Hejrati A, Maddah R, Parvin S, Gholami A, Hejrati L, Shateri Amiri B et al . Evaluation of Genes and Molecular Pathways Common between Diffuse Large B-cell Lymphoma (DLBCL) and Systemic Lupus Erythematosus (SLE): A Systems Biology Approach. Med J Islam Repub Iran 2024; 38 (1) :934-941
URL:
http://mjiri.iums.ac.ir/article-1-9302-en.html
Department of Internal Medicine, School of Medicine, Hazrat-e Rasool General Hospital, Iran University of Medical Sciences, Tehran, Iran , shateri.b@iums.ac.ir
Abstract: (162 Views)
Background: Diffuse large B-cell lymphoma (DLBL) and systemic lupus erythematosus (SLE) are complex autoimmune disorders that present unique clinical challenges. These conditions may share underlying genetic and signaling pathways despite their distinct manifestations. Uncovering these commonalities could offer invaluable insights into disease pathogenesis, paving the way for more targeted and effective therapeutic interventions. This study embarks on a comprehensive investigation of the common genes and signaling pathways between SLE and DLBL.

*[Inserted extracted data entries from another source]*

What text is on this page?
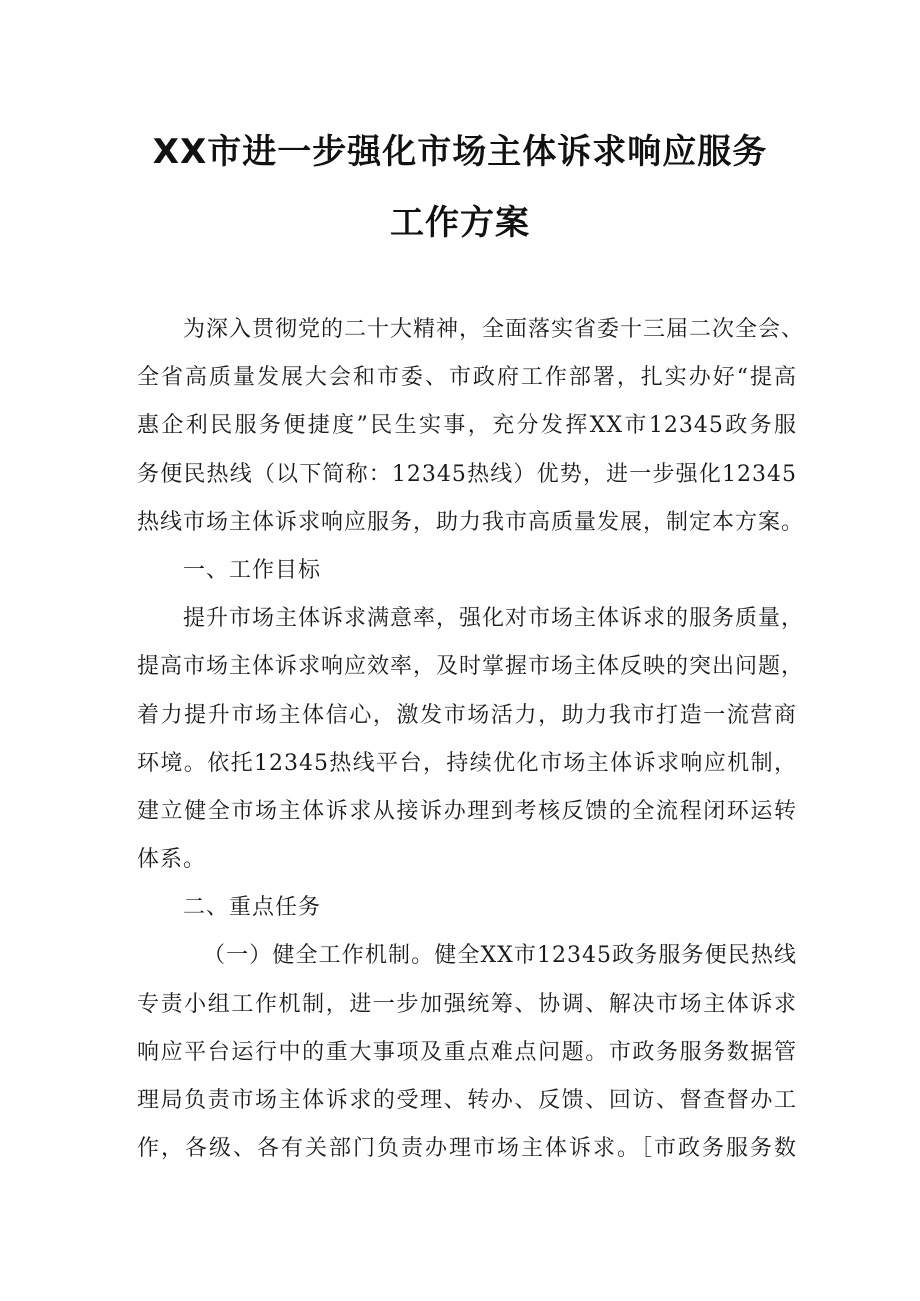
XX市进一步强化市场主体诉求响应服务
工作方案
为深入贯彻党的二十大精神，全面落实省委十三届二次全会、
全省高质量发展大会和市委、市政府工作部署，扎实办好“提高
惠企利民服务便捷度”民生实事，充分发挥XX市12345政务服
务便民热线（以下简称：12345热线）优势，进一步强化12345
热线市场主体诉求响应服务，助力我市高质量发展，制定本方案。
一、工作目标
提升市场主体诉求满意率，强化对市场主体诉求的服务质量，
提高市场主体诉求响应效率，及时掌握市场主体反映的突出问题，
着力提升市场主体信心，激发市场活力，助力我市打造一流营商
环境。依托12345热线平台，持续优化市场主体诉求响应机制，
建立健全市场主体诉求从接诉办理到考核反馈的全流程闭环运转
体系。
二、重点任务
（一）健全工作机制。健全XX市12345政务服务便民热线
专责小组工作机制，进一步加强统筹、协调、解决市场主体诉求
响应平台运行中的重大事项及重点难点问题。市政务服务数据管
理局负责市场主体诉求的受理、转办、反馈、回访、督查督办工
作，各级、各有关部门负责办理市场主体诉求。［市政务服务数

Methods: The researchers scoured the Gene Expression Omnibus database, meticulously gathering microarray datasets for SLE (GSE61635) and DLBL (GSE56315). Differential expression analysis was performed, allowing the team to identify the genes that were commonly dysregulated across these 2 autoimmune conditions. To delve deeper into the biological significance of these shared genes, the researchers conducted functional enrichment analysis, network analysis, and core gene identification. Notably, the diagnostic potential of the identified hub genes was assessed using a cutting-edge neural network model.
Results: The data analysis revealed a remarkable 146 genes that were shared between SLE and DLBL, of which 111 were upregulated and 45 downregulated. Functional enrichment analysis unveiled the involvement of these shared genes in vital immune system-related processes—such as defense response to viruses, interferon signaling, and broader immune system pathways. Network analysis pinpointed 5 hub genes (IFIT3, IFIT1, DDX58, CCL2, and OASL) that emerged as central players, exhibiting a high degree of centrality and predicted to hold crucial roles in the underlying molecular mechanisms. Remarkably, the neural network model demonstrated exceptional diagnostic accuracy in distinguishing between the disease states (DLBL and SLE) based solely on the expression patterns of these hub genes.
Conclusion: The identified hub genes and their associated pathways hold immense potential as diagnostic biomarkers and may serve as valuable targets for future therapeutic explorations.